I retreat gloomily to my corner as we prepared to launch into our newest song. I meander closer to Patrick, and as if the mouse had heard the cat, I see him look reproachfully over his shoulder for me.

"Pete," I watch his lips form my name and slip it out of the corner of his mouth.

So I let him think I've given up; pretending to see someone out in the crowd, I turn back to the kids going crazy in front of us. But I'm not connected to their insanity; I'm looking into their eyes and wondering who's in those bodies, and if they can see into mine. If they could they would all scream in terror because they're looking at a dead man. A living ghost. And they have no idea.

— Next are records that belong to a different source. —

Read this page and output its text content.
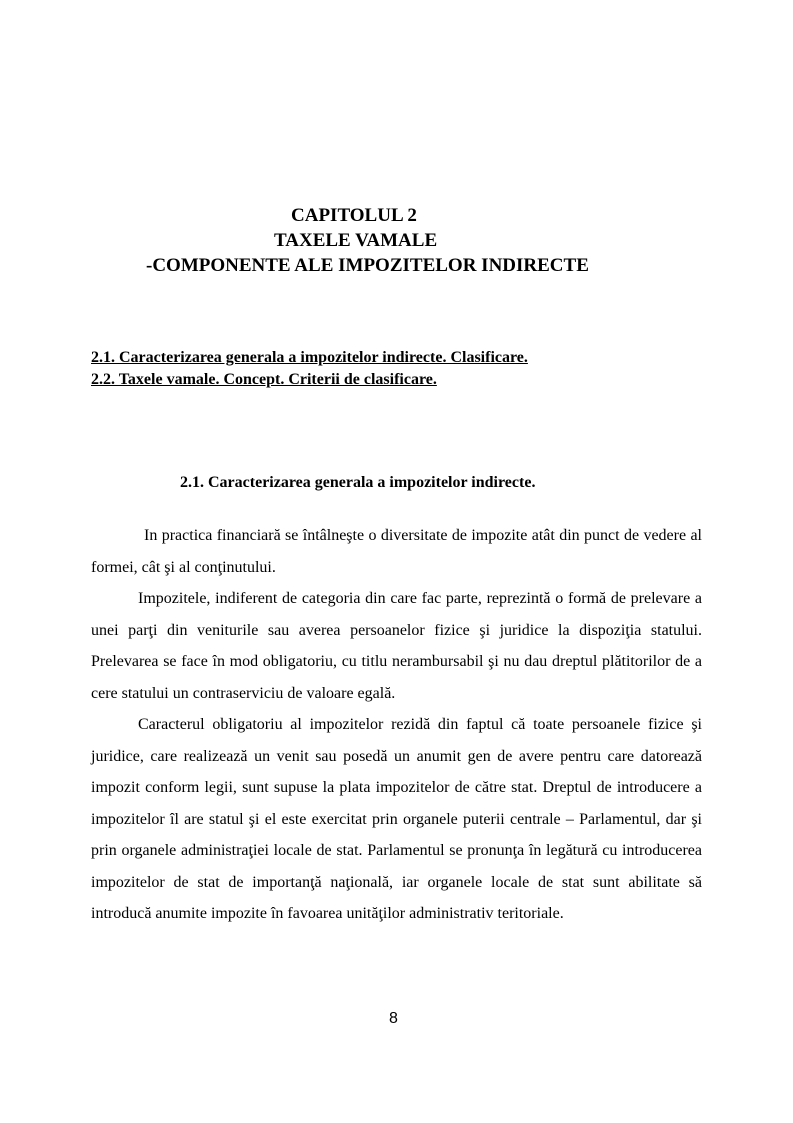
CAPITOLUL 2
TAXELE VAMALE
-COMPONENTE ALE IMPOZITELOR INDIRECTE
2.1. Caracterizarea generala a impozitelor indirecte. Clasificare.
2.2. Taxele vamale. Concept. Criterii de clasificare.
2.1. Caracterizarea generala a impozitelor indirecte.

In practica financiară se întâlneşte o diversitate de impozite atât din punct de vedere al formei, cât şi al conţinutului.

Impozitele, indiferent de categoria din care fac parte, reprezintă o formă de prelevare a unei parţi din veniturile sau averea persoanelor fizice şi juridice la dispoziţia statului. Prelevarea se face în mod obligatoriu, cu titlu nerambursabil şi nu dau dreptul plătitorilor de a cere statului un contraserviciu de valoare egală.

Caracterul obligatoriu al impozitelor rezidă din faptul că toate persoanele fizice şi juridice, care realizează un venit sau posedă un anumit gen de avere pentru care datorează impozit conform legii, sunt supuse la plata impozitelor de către stat. Dreptul de introducere a impozitelor îl are statul şi el este exercitat prin organele puterii centrale – Parlamentul, dar şi prin organele administraţiei locale de stat. Parlamentul se pronunţa în legătură cu introducerea impozitelor de stat de importanţă naţională, iar organele locale de stat sunt abilitate să introducă anumite impozite în favoarea unităţilor administrativ teritoriale.

8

By this point, I try to shake the thoughts from my head, but I'm horrible at that so I remember my little game. Patrick is sweating profusely, belting the twisted words that come from my demented little head into existence.

He is unalert.

Easy prey.

I catch Joe's eye; I quirk my brow at him and get a running start before Patrick can realize what is about to befall him, and I'm right next to him, and I see his eyes go wide with terror.

It's too late; I have pressed my lips to his cheek and danced away again, practically shriveling under the withering look Patrick gives me, and I know I'm going to get an earful later.

I laugh to myself, feeling a tiny puncture in this throbbing drama-filled boil that is my depression. It relieves a tiny bit of the pressure, and I can breathe again for an instant.

Then I look back over the crowd, and my heart nearly explodes; I am staring into wide-eyed browns.

Her eyes.
♠ ♠ ♠
So we begin. This is Pete's unraveling, I hope you guys enjoy.

It's so fun to write in Pete's mind, its twisted and demented and I have so much fun.